Baked Parmesan-Crusted Salmon with Creamed Spinach
Tender salmon fillets baked under a crispy parmesan crust, served with a rich and creamy spinach side perfect for keto dining. This mediterranean-inspired seafood (keto, low carb) ready in about 30 minutes pairs (6 oz each) salmon fillets, parmesan cheese, grated, almond flour for a weeknight-friendly dinner that comes together with one pan and minimal cleanup. Each serving lands at about 520 calories and feeds 4, so it slots cleanly into a weekly meal plan and pairs well with a quick salad or grain on the side. Tap "Plan a meal with the AI" below to drop this recipe into your week and send the ingredients straight to Instacart. Nutrition values are approximate, calculated from USDA FoodData Central (fdc.nal.usda.gov) — verify against ingredient labels for any health-driven dietary plan.
Ingredients
- 4 pieces (6 oz each) salmon fillets
- 1/2 cup parmesan cheese, grated
- 1/4 cup almond flour
- 3 tbsp unsalted butter
- 10 oz fresh spinach
- 1/2 cup heavy cream
- 2, minced garlic cloves
- 1 tsp, divided salt
- 1/2 tsp, divided black pepper
- 1 tsp lemon zest
Instructions
- Step 1: Preheat oven to 400°F. In a small bowl, combine 1/2 cup grated parmesan cheese, 1/4 cup almond flour, 1 tsp lemon zest, 1/2 tsp salt, and 1/4 tsp black pepper.
- Step 2: Pat dry 4 salmon fillets and season both sides with 1/2 tsp salt and 1/4 tsp black pepper. Place fillets on a baking sheet lined with parchment paper. Spread 3 tbsp melted unsalted butter evenly over the top, then press the parmesan-almond mixture firmly onto the buttered side.
- Step 3: Bake salmon for 12-15 minutes until the crust is golden and salmon flakes easily with a fork.
- Step 4: Meanwhile, melt 1 tbsp unsalted butter in a large skillet over medium heat. Add 2 minced garlic cloves and sauté for 1 minute until fragrant.
- Step 5: Add 10 oz fresh spinach and cook, stirring, until wilted, about 3 minutes. Pour in 1/2 cup heavy cream, season with 1/2 tsp salt and 1/4 tsp black pepper, and simmer for 3-4 minutes until cream thickens slightly and coats the spinach.
- Step 6: Serve each parmesan-crusted salmon fillet atop a generous scoop of creamed spinach for an elegant, keto-friendly entrée.

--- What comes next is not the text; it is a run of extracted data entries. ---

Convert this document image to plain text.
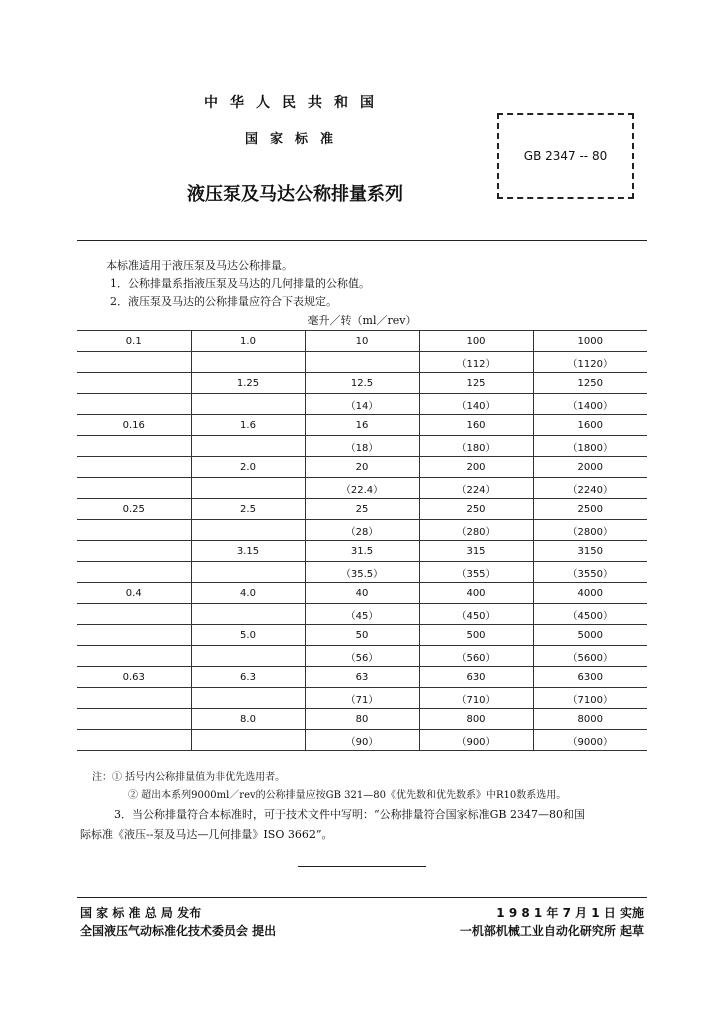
中华人民共和国
国家标准
液压泵及马达公称排量系列
GB 2347 -- 80
本标准适用于液压泵及马达公称排量。
1．公称排量系指液压泵及马达的几何排量的公称值。
2．液压泵及马达的公称排量应符合下表规定。
毫升／转（ml／rev）
0.1	1.0	10	100	1000
			（112）	（1120）
	1.25	12.5	125	1250
		（14）	（140）	（1400）
0.16	1.6	16	160	1600
		（18）	（180）	（1800）
	2.0	20	200	2000
		（22.4）	（224）	（2240）
0.25	2.5	25	250	2500
		（28）	（280）	（2800）
	3.15	31.5	315	3150
		（35.5）	（355）	（3550）
0.4	4.0	40	400	4000
		（45）	（450）	（4500）
	5.0	50	500	5000
		（56）	（560）	（5600）
0.63	6.3	63	630	6300
		（71）	（710）	（7100）
	8.0	80	800	8000
		（90）	（900）	（9000）
注：① 括号内公称排量值为非优先选用者。
② 超出本系列9000ml／rev的公称排量应按GB 321—80《优先数和优先数系》中R10数系选用。
3．当公称排量符合本标准时，可于技术文件中写明：“公称排量符合国家标准GB 2347—80和国
际标准《液压--泵及马达—几何排量》ISO 3662”。
国 家 标 准 总 局 发布
全国液压气动标准化技术委员会 提出
1 9 8 1 年 7 月 1 日 实施
一机部机械工业自动化研究所 起草
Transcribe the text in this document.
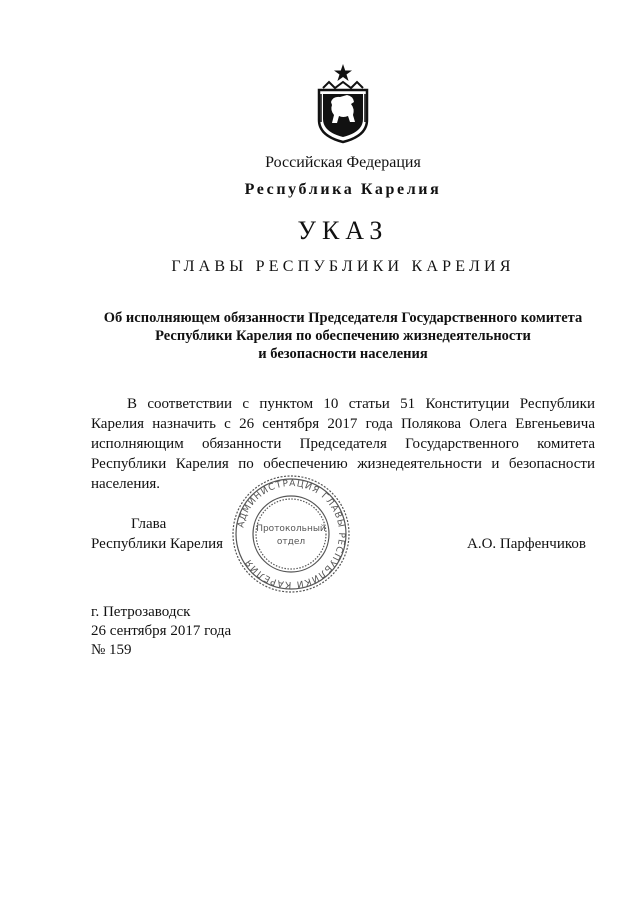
Российская Федерация
Республика Карелия
УКАЗ
ГЛАВЫ РЕСПУБЛИКИ КАРЕЛИЯ
Об исполняющем обязанности Председателя Государственного комитета
Республики Карелия по обеспечению жизнедеятельности
и безопасности населения
В соответствии с пунктом 10 статьи 51 Конституции Республики
Карелия назначить с 26 сентября 2017 года Полякова Олега Евгеньевича
исполняющим обязанности Председателя Государственного комитета
Республики Карелия по обеспечению жизнедеятельности и безопасности
населения.
Глава
Республики Карелия	А.О. Парфенчиков
АДМИНИСТРАЦИЯ ГЛАВЫ РЕСПУБЛИКИ КАРЕЛИЯ
Протокольный
отдел
г. Петрозаводск
26 сентября 2017 года
№ 159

Frequently asked questions
How long does Baked Parmesan-Crusted Salmon with Creamed Spinach take to make?
Total time is about 30 minutes (10 min prep + 20 min cook). Most home cooks find this fits comfortably into a weeknight; double the batch on Sunday for two dinners.
How do I store leftover Baked Parmesan-Crusted Salmon with Creamed Spinach?

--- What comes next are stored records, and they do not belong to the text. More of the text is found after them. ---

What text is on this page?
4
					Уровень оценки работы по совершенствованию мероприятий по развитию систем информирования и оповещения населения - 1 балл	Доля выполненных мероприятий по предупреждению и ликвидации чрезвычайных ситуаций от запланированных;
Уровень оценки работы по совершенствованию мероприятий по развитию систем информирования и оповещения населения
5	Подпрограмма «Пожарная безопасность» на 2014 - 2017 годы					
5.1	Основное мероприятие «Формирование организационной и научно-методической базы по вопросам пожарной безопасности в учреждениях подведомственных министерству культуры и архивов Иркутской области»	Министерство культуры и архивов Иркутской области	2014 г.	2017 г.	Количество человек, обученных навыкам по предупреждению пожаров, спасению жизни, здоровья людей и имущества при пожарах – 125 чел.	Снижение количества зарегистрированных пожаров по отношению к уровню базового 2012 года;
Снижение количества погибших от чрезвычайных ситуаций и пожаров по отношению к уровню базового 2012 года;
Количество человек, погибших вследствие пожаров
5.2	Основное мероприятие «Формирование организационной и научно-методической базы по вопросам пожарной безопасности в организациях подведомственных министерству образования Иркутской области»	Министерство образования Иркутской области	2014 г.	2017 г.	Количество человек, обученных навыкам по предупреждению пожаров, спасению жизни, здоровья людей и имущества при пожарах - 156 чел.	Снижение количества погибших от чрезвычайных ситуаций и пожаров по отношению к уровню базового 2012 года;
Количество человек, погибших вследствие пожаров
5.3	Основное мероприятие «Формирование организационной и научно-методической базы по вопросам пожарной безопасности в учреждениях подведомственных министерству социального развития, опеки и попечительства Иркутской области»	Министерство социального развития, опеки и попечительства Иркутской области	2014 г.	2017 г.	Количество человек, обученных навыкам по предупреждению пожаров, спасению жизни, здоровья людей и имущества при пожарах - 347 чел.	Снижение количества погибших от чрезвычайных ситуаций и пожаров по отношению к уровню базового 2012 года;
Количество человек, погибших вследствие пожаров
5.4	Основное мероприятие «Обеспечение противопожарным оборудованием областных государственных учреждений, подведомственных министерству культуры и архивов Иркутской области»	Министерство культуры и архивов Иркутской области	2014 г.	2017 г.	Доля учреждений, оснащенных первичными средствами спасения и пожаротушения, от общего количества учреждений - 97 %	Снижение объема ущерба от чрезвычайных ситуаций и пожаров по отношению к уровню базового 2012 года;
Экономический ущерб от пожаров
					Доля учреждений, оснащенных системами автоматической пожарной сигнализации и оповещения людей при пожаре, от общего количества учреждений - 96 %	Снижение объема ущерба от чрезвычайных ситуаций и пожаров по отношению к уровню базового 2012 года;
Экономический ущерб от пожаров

Cool to room temperature within 2 hours, then store in an airtight container in the fridge for up to 4 days. Reheat covered in a 350°F oven for 10-12 minutes, or microwave at 70% power in 60-second bursts to keep (6 oz each) salmon fillets from drying out.
Can I substitute ingredients in Baked Parmesan-Crusted Salmon with Creamed Spinach?

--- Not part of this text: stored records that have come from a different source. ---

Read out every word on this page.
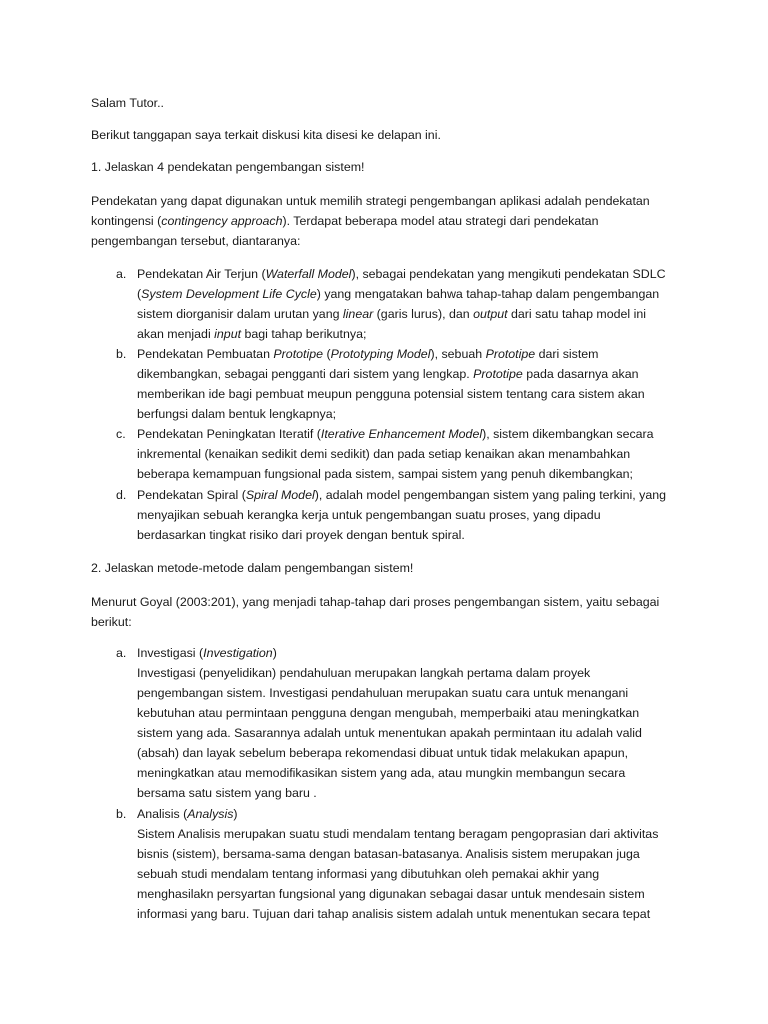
Salam Tutor..
Berikut tanggapan saya terkait diskusi kita disesi ke delapan ini.
1. Jelaskan 4 pendekatan pengembangan sistem!
Pendekatan yang dapat digunakan untuk memilih strategi pengembangan aplikasi adalah pendekatan
kontingensi (contingency approach). Terdapat beberapa model atau strategi dari pendekatan
pengembangan tersebut, diantaranya:
a. Pendekatan Air Terjun (Waterfall Model), sebagai pendekatan yang mengikuti pendekatan SDLC
(System Development Life Cycle) yang mengatakan bahwa tahap-tahap dalam pengembangan
sistem diorganisir dalam urutan yang linear (garis lurus), dan output dari satu tahap model ini
akan menjadi input bagi tahap berikutnya;
b. Pendekatan Pembuatan Prototipe (Prototyping Model), sebuah Prototipe dari sistem
dikembangkan, sebagai pengganti dari sistem yang lengkap. Prototipe pada dasarnya akan
memberikan ide bagi pembuat meupun pengguna potensial sistem tentang cara sistem akan
berfungsi dalam bentuk lengkapnya;
c. Pendekatan Peningkatan Iteratif (Iterative Enhancement Model), sistem dikembangkan secara
inkremental (kenaikan sedikit demi sedikit) dan pada setiap kenaikan akan menambahkan
beberapa kemampuan fungsional pada sistem, sampai sistem yang penuh dikembangkan;
d. Pendekatan Spiral (Spiral Model), adalah model pengembangan sistem yang paling terkini, yang
menyajikan sebuah kerangka kerja untuk pengembangan suatu proses, yang dipadu
berdasarkan tingkat risiko dari proyek dengan bentuk spiral.
2. Jelaskan metode-metode dalam pengembangan sistem!
Menurut Goyal (2003:201), yang menjadi tahap-tahap dari proses pengembangan sistem, yaitu sebagai
berikut:
a. Investigasi (Investigation)
Investigasi (penyelidikan) pendahuluan merupakan langkah pertama dalam proyek
pengembangan sistem. Investigasi pendahuluan merupakan suatu cara untuk menangani
kebutuhan atau permintaan pengguna dengan mengubah, memperbaiki atau meningkatkan
sistem yang ada. Sasarannya adalah untuk menentukan apakah permintaan itu adalah valid
(absah) dan layak sebelum beberapa rekomendasi dibuat untuk tidak melakukan apapun,
meningkatkan atau memodifikasikan sistem yang ada, atau mungkin membangun secara
bersama satu sistem yang baru .
b. Analisis (Analysis)
Sistem Analisis merupakan suatu studi mendalam tentang beragam pengoprasian dari aktivitas
bisnis (sistem), bersama-sama dengan batasan-batasanya. Analisis sistem merupakan juga
sebuah studi mendalam tentang informasi yang dibutuhkan oleh pemakai akhir yang
menghasilakn persyartan fungsional yang digunakan sebagai dasar untuk mendesain sistem
informasi yang baru. Tujuan dari tahap analisis sistem adalah untuk menentukan secara tepat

Yes — most ingredients in this recipe have flexible swaps. For oil, use any neutral high-smoke-point oil (avocado, grapeseed, refined coconut). For aromatics, dried herbs at ⅓ the volume of fresh work in a pinch. The full ingredient list is shoppable on Instacart so you can see substitutes in real time.
How do I scale Baked Parmesan-Crusted Salmon with Creamed Spinach for a different number of people?
The recipe is written for 4 servings. Multiply each ingredient by (your serving target / 4). Cook time stays roughly the same up to 2x; for 3-4x batches, switch from a skillet to a sheet pan or stockpot so the food isn't crowded — overcrowding steams instead of browns.
Is Baked Parmesan-Crusted Salmon with Creamed Spinach keto?
Yes — this recipe is tagged keto, low carb, gluten free based on its ingredient list. Always cross-check labels for packaged ingredients (sauces, broths, condiments) since formulations vary by brand.